Esse universo clínico sugere que, sendo a fala do esquizofrênico afetada pelo não representado, caberá ao profissional em posição de escuta analítica se colocar enquanto suporte para que o acesso à inscrição simbólica possa advir.
1.3 Vários caminhos levam à clínica
Os desenvolvimentos de Freud a respeito da problemática da representação nas esquizofrenias sem dúvida são importantíssimos para o entendimento da clínica dessa formação patológica. Entretanto, não foi o único caminho que ele percorreu em busca da compreensão da loucura. Em seu artigo Neurose e psicose, Freud (1923-1924, p. 170) assegura que nas psicoses há "[...] um conflito entre o eu e o mundo externo [...]", há um desligamento do eu em relação ao mundo externo e a criação de um mundo fantástico.
Dando continuidade às argumentações baseadas em Freud e utilizadas no estudo dos casos, destaca-se outra maneira com a qual ele apresenta a psicose:
[...] não há apenas método2 na loucura, como o poeta percebera, mas também um fragmento de verdade histórica, sendo possível supor que a crença compulsiva que se liga aos delírios derive sua força exatamente de fontes infantis desse tipo. (FREUD, 1937, p. 285).
A partir dessa afirmação, Freud então propõe ao analista que use um fragmento da história do sujeito com o objetivo de reconstruí-la. Ele assegura que se trata apenas de uma conjectura do analista que pode ou não terminar com a lembrança do paciente.
Reminiscências comporiam o delírio? A visão de Freud (1937) parece ser mesmo essa. Por isso, ele enfatiza que os delirantes poderiam se beneficiar dessa técnica de construção tanto quanto os neuróticos, uma vez que esse trabalho tomaria em consideração o fragmento de história do sujeito, com todas as deformações e ligações com o dia presente, para reconduzi-lo de volta ao passado a que pertence. Na clínica atual, chama-se a isso de historicização, que pode ser considerada como uma tentativa própria do paciente de sair do estado de fragmentação a partir da tentativa de produzir efeitos de sentido. De acordo Macedo, Werlang e Dockhorn (2008, p. 79), "[...] historicizar é montar um tecido de representações das imagens, marcas e emoções dispersas e recuperar o atípico e o singular, o que ficou expulso, o que só tem vez no sintoma".
Tem-se, então, uma clínica que se propõe a trabalhar a historicização a partir do sintoma do sujeito e que é uma tendência no trabalho com psicóticos nessa clínica atual, como se tem visto com outros autores contemporâneos que dão relevância ao trabalho de historicizar na clínica psicanalítica - autores esses como Antônio Quinet e Kiryllos Neto.

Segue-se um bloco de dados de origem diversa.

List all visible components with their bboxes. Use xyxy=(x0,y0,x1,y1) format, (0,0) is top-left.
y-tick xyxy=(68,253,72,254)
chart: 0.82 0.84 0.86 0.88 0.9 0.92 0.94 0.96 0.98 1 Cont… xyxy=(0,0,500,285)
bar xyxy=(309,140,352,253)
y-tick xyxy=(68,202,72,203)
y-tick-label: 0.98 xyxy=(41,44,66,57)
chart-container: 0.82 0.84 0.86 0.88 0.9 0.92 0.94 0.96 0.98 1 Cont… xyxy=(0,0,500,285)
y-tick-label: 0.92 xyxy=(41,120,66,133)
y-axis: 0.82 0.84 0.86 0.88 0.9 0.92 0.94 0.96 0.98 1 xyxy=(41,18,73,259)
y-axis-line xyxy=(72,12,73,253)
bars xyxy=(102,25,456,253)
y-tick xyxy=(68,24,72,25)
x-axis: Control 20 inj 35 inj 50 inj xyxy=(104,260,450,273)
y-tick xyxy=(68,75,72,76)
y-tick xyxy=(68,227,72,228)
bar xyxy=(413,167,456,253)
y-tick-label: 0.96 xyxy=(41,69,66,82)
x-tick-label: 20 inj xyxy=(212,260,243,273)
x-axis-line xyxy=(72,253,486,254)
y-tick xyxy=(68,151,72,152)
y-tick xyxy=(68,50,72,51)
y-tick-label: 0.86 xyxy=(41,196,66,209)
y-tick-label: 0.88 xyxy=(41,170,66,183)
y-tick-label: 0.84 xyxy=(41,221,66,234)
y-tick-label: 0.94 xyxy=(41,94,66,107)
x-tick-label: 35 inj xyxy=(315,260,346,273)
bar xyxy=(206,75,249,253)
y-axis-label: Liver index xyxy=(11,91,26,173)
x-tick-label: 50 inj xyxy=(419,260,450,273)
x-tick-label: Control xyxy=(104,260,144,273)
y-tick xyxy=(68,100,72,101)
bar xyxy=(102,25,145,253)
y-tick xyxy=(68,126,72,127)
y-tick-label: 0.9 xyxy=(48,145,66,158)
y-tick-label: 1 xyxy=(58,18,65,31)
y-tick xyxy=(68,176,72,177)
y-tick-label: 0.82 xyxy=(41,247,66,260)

Parece que trabalhar num campo em que a não representação se faz presente exige maior atividade do analista, pois implica em pensar sobre seu fracasso possível ou limitações no espaço de escuta. O paciente está colocado na impossibilidade de ter acesso a outras ordens discursivas, uma vez que não pode tomar uma posição diferente na fala e na linguagem, já que seu dizer desconhece a língua em dimensão caleidoscópica. Não há transitividade entre as representações. Assim, defronta-se com uma questão que nenhuma clínica psicanalítica de psicóticos digna poderia ignorar: um esforço por fazer as representações transitarem. Portanto, colocar-se em posição de que se faz necessário querer atender ao querer falar do psicótico, do louco, do esquizofrênico.
Macedo, Werlang e Dockhorn (2008, p. 80) sugerem que o ato de escutar na clínica psicanalítica atual, com suas demandas singulares, obriga-nos a ir além das questões interpretativas. Desse modo, essas autoras entendem que, na clínica contemporânea, "[...] fazer trabalhar a teoria freudiana implica esse trabalho de mútua alimentação entre o corpo teórico e os recursos da técnica".
Essa posição está justificada, sob o ponto de vista operatório, sobre dois pilares: a atenção flutuante e a transferência, defendidos por Rinaldi (2000a), mesmo que sua possibilidade seja fragilizada na psicose. Esse pensamento está em consonância com o de Meyer (2006), a qual entende que a possibilidade de transferência nas psicoses, na clínica atual, se dá por meio de uma articulação entre transferência e desejo do analista.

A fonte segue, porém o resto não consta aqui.